On Tuesday I joined the Jeremy Corbyn and the shadow Cabinet in Bradford for the formal leak… I mean launch of the Labour Party manifesto for the 2017 general election. It’s been a busy few days in a long and energetic campaign already, from Labour at least.
It’s easy to let the days merge into one but our launch will long live in the memory. We had a moving testimony from Martin Kilgallon, a local father with autistic children who had been pushed to the limit and had struggled for years to get the right support and educational setting for his family because of long waiting lists and cuts to services.
It’s a story we’ve heard all too often – cuts to services, a lack of resources, waiting lists for operations and special needs education dragging to well over 12 months. I am confident that what we announced on Tuesday in this manifesto will prove to parents like Martin that Labour will properly fund our public services and be a government for the many and not just the privileged few.
What we confirmed on Tuesday was a modern, forward-looking plan for our country which invests in young people’s education through a national education services, helps hard pressed working families by extending childcare support and promises desperately needed funding for our NHS which has been stretched to breaking point under seven years of Tory cuts and mismanagement. We’ll cut waiting lists, A & E waiting times, upgrade IT infrastructure and give staff the pay and security they desperately deserve.
Low pay and insecurity at work have been a constant feature of the Conservative governments of the past seven years and Theresa May is no different. We’ve seen wages grow slower than inflation and just this week the prime minister let he cat out of the bag when she downgraded her plans for a living wage to £8.20 an hour by 2020, rather than £9 an hour promised by George Osborne. Labour will promise a real living wage of £10 an hour and put an end to zero-hours contracts, giving British workers the pay rise they deserve and strengthening rights at work.
The Tories will launch their manifesto today and despite an endless repetition of the words “strong and stable” it will no doubt be a document defined by its omissions rather than its content. While the Tories will attempt to airbrush their record, it will be up to Labour to hold them to it; a NHS pushed to breaking point, a crisis in social care, working families £2,300 worse off, nearly a million people on zero-hours contracts, thousands of children in oversized classrooms with further cuts to come and 20,000 fewer police on the streets. I could go on.

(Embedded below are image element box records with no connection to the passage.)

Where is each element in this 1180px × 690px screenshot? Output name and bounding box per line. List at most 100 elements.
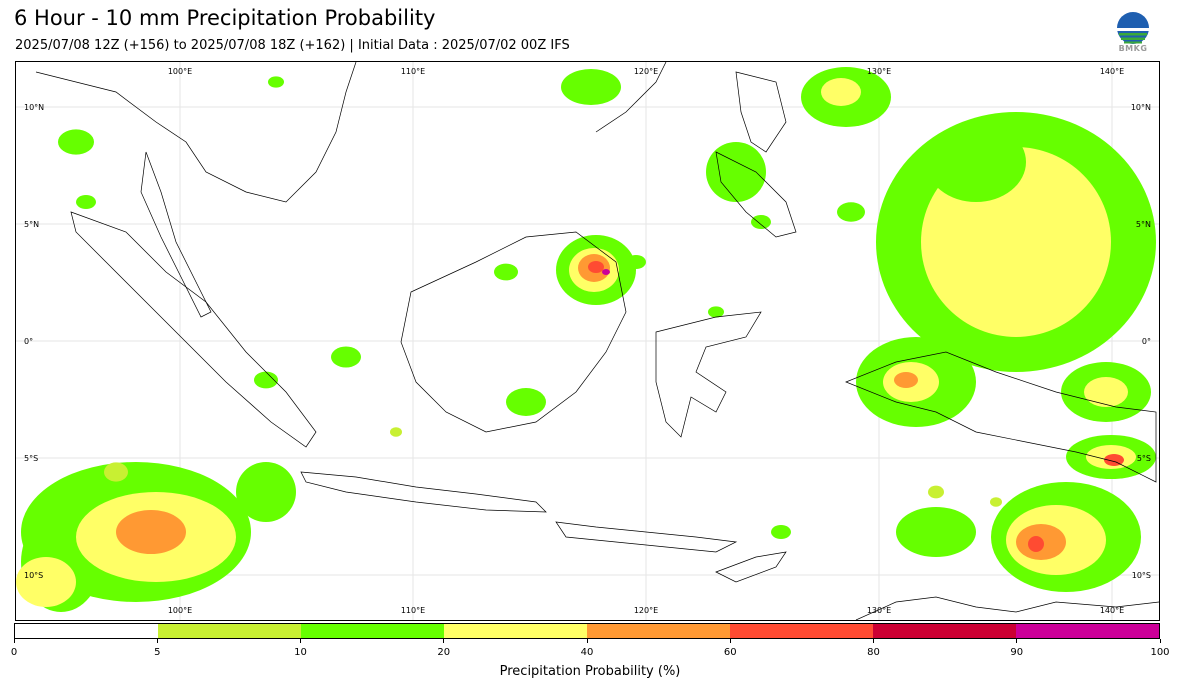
colorbar-label: Precipitation Probability (%) [499, 664, 681, 679]
coastline [855, 596, 1159, 620]
lon-label-top: 100°E [168, 67, 192, 76]
lon-label-bottom: 120°E [634, 606, 658, 615]
lat-label-left: 10°S [24, 571, 43, 580]
lon-label-bottom: 140°E [1100, 606, 1124, 615]
logo-text: BMKG [1118, 44, 1148, 53]
rain-area-orange [116, 510, 186, 554]
rain-area-green [708, 306, 724, 318]
lon-label-bottom: 110°E [401, 606, 425, 615]
colorbar-tick-mark [586, 639, 588, 643]
coastline [35, 62, 357, 203]
colorbar-tick-mark [443, 639, 445, 643]
lon-label-top: 110°E [401, 67, 425, 76]
lat-label-right: 5°N [1136, 220, 1151, 229]
coastline [300, 471, 547, 513]
rain-area-green [626, 255, 646, 269]
colorbar-segment [587, 624, 730, 638]
colorbar-tick-label: 10 [294, 647, 307, 658]
lon-label-bottom: 100°E [168, 606, 192, 615]
map-title: 6 Hour - 10 mm Precipitation Probability [14, 6, 436, 30]
lat-label-right: 10°S [1132, 571, 1151, 580]
map-canvas: 100°E 100°E 110°E 110°E 120°E 120°E 130°E 130°E… [16, 62, 1159, 620]
lon-label-top: 140°E [1100, 67, 1124, 76]
colorbar-segment [730, 624, 873, 638]
rain-area-green [926, 122, 1026, 202]
coastline [70, 211, 317, 448]
rain-area-green [494, 263, 518, 281]
colorbar-tick-mark [1159, 639, 1161, 643]
coastline [595, 62, 667, 133]
colorbar [14, 623, 1160, 639]
rain-area-lime [990, 497, 1002, 507]
rain-area-yellow [821, 78, 861, 106]
colorbar-tick-mark [300, 639, 301, 643]
probability-fields [16, 67, 1156, 612]
rain-area-green [561, 69, 621, 105]
lat-label-right: 0° [1142, 337, 1151, 346]
lon-label-bottom: 130°E [867, 606, 891, 615]
precipitation-map[interactable]: 100°E 100°E 110°E 110°E 120°E 120°E 130°E 130°E… [15, 61, 1160, 621]
colorbar-tick-mark [156, 639, 158, 643]
lat-label-left: 10°N [24, 103, 44, 112]
rain-area-green [76, 195, 96, 209]
rain-area-green [506, 388, 546, 416]
colorbar-tick-label: 20 [437, 647, 451, 658]
rain-area-yellow [1084, 377, 1128, 407]
colorbar-tick-label: 40 [580, 647, 594, 658]
lat-label-left: 5°S [24, 454, 38, 463]
lat-label-right: 5°S [1137, 454, 1151, 463]
rain-area-green [706, 142, 766, 202]
colorbar-segment [15, 624, 158, 638]
map-subtitle: 2025/07/08 12Z (+156) to 2025/07/08 18Z … [15, 38, 570, 53]
coastline [140, 151, 212, 318]
colorbar-tick-label: 5 [154, 647, 161, 658]
colorbar-tick-label: 100 [1150, 647, 1170, 658]
rain-area-lime [104, 462, 128, 482]
colorbar-tick-mark [873, 639, 874, 643]
colorbar-tick-mark [1016, 639, 1018, 643]
lat-label-left: 5°N [24, 220, 39, 229]
lon-label-top: 120°E [634, 67, 658, 76]
coastlines [35, 62, 1159, 620]
coastline [715, 151, 797, 238]
rain-area-green [331, 346, 361, 368]
coastline [400, 231, 627, 433]
rain-area-red [1028, 536, 1044, 552]
rain-area-green [236, 462, 296, 522]
colorbar-segment [301, 624, 444, 638]
rain-area-green [896, 507, 976, 557]
coastline [555, 521, 738, 553]
rain-area-green [58, 129, 94, 155]
colorbar-tick-mark [13, 639, 15, 643]
colorbar-segment [444, 624, 587, 638]
colorbar-tick-label: 80 [867, 647, 880, 658]
rain-area-magenta [602, 269, 610, 275]
rain-area-orange [894, 372, 918, 388]
colorbar-tick-label: 0 [10, 647, 18, 658]
coastline [715, 551, 787, 583]
lon-label-top: 130°E [867, 67, 891, 76]
bmkg-logo-icon [1113, 10, 1153, 56]
colorbar-tick-label: 60 [723, 647, 737, 658]
colorbar-tick-label: 90 [1010, 647, 1024, 658]
rain-area-lime [390, 427, 402, 437]
rain-area-green [837, 202, 865, 222]
rain-area-red [588, 261, 604, 273]
rain-area-lime [928, 485, 944, 499]
rain-area-green [254, 371, 278, 389]
rain-area-green [268, 76, 284, 88]
coastline [735, 71, 787, 153]
rain-area-green [771, 525, 791, 539]
colorbar-tick-mark [729, 639, 731, 643]
colorbar-segment [873, 624, 1016, 638]
grid-labels: 100°E 100°E 110°E 110°E 120°E 120°E 130°E 130°E… [24, 67, 1151, 615]
colorbar-segment [158, 624, 301, 638]
lat-label-left: 0° [24, 337, 33, 346]
lat-label-right: 10°N [1131, 103, 1151, 112]
rain-area-red [1104, 454, 1124, 466]
colorbar-segment [1016, 624, 1159, 638]
coastline [845, 351, 1157, 483]
rain-area-yellow [16, 557, 76, 607]
rain-area-green [751, 215, 771, 229]
coastline [655, 311, 762, 438]
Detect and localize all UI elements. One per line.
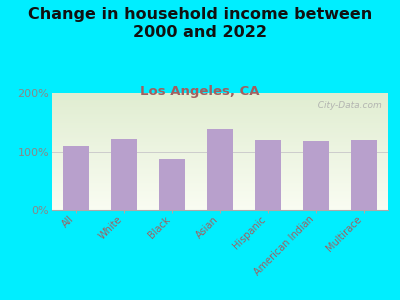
Bar	[63, 146, 89, 210]
Bar	[111, 139, 137, 210]
Text: Los Angeles, CA: Los Angeles, CA	[140, 85, 260, 98]
Bar	[159, 158, 185, 210]
Bar	[255, 140, 281, 210]
Bar	[207, 129, 233, 210]
Text: City-Data.com: City-Data.com	[312, 101, 381, 110]
Bar	[303, 141, 329, 210]
Text: Change in household income between
2000 and 2022: Change in household income between 2000 …	[28, 8, 372, 40]
Bar	[351, 140, 377, 210]
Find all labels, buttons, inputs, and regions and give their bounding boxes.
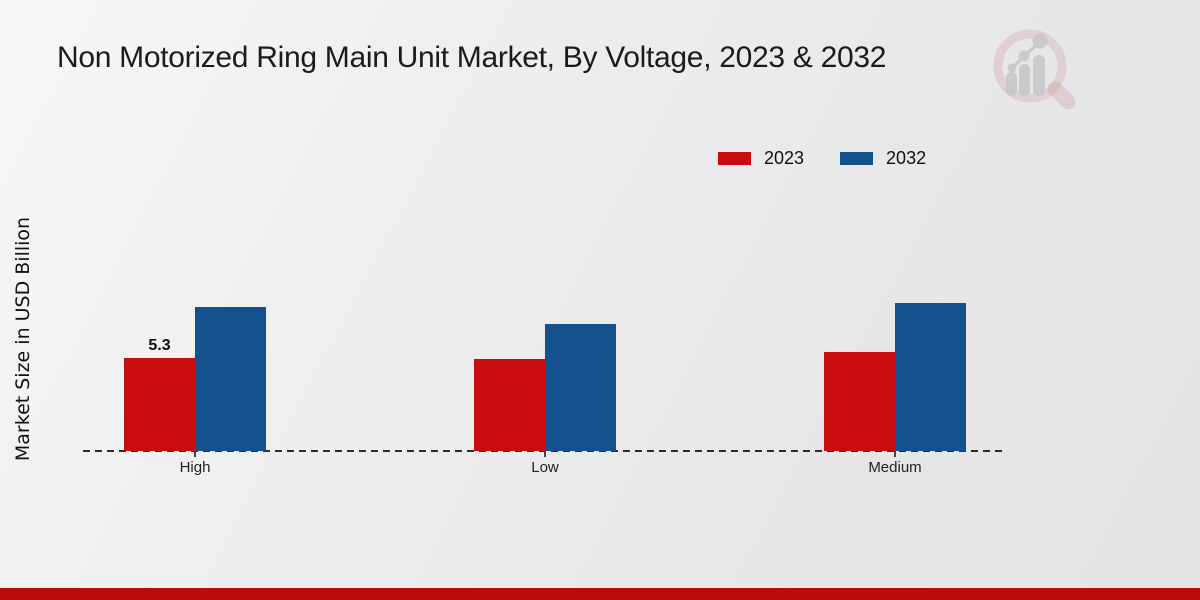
market-research-future-watermark-logo	[993, 29, 1076, 110]
legend-swatch-2032	[840, 152, 874, 165]
legend: 2023 2032	[718, 148, 926, 169]
legend-swatch-2023	[718, 152, 751, 165]
bar-medium-2032	[895, 303, 966, 451]
category-label-high: High	[179, 459, 211, 476]
bar-growth-icon	[1006, 33, 1048, 96]
legend-label-2023: 2023	[764, 148, 805, 168]
bar-low-2032	[545, 324, 616, 451]
chart-title: Non Motorized Ring Main Unit Market, By …	[57, 41, 887, 74]
legend-label-2032: 2032	[886, 148, 927, 168]
x-axis-tick-high	[194, 451, 196, 457]
x-axis-tick-medium	[894, 451, 896, 457]
bottom-accent-bar	[0, 588, 1200, 600]
legend-item-2032: 2032	[840, 148, 926, 169]
category-label-low: Low	[531, 459, 559, 476]
bar-low-2023	[474, 359, 545, 451]
bar-high-2023	[124, 358, 195, 451]
x-axis-tick-low	[544, 451, 546, 457]
category-label-medium: Medium	[868, 459, 922, 476]
legend-item-2023: 2023	[718, 148, 804, 169]
bar-high-2032	[195, 307, 266, 451]
bar-medium-2023	[824, 352, 895, 451]
bar-value-label-high-2023: 5.3	[148, 337, 171, 354]
magnifier-icon	[993, 29, 1076, 110]
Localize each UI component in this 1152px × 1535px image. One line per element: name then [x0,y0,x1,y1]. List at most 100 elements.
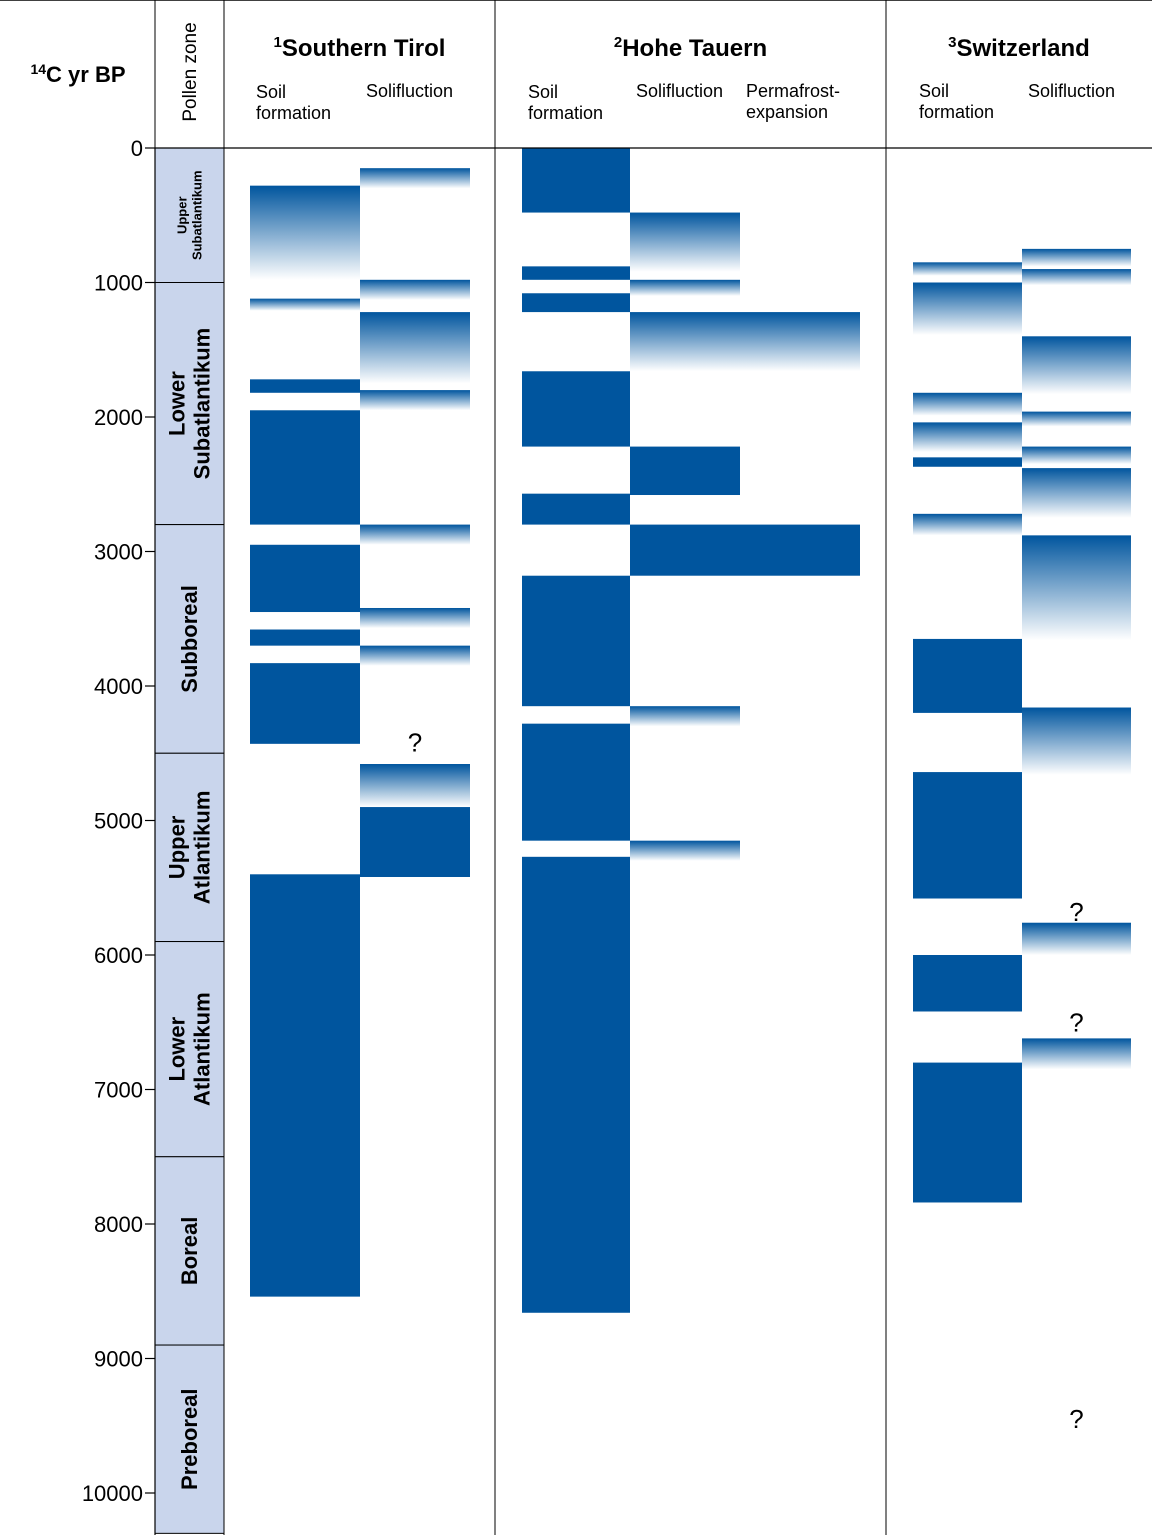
y-axis: 0 1000 2000 3000 4000 5000 6000 7000 8000 9000 100… [82,136,156,1535]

Although the Tories have tried to bore us into submission with robotic, controlled press conferences and carefully choreographed warehouse visits we can see the campaign is fraying around the edges. Yesterday Theresa May refused to confirm that Philip Hammond, the chancellor, would keep his job should they win the election following rumours of infighting. It’s up to Labour to make that decision as easy as possible, by kicking Theresa May and Phillip Hammond out of office on June 9.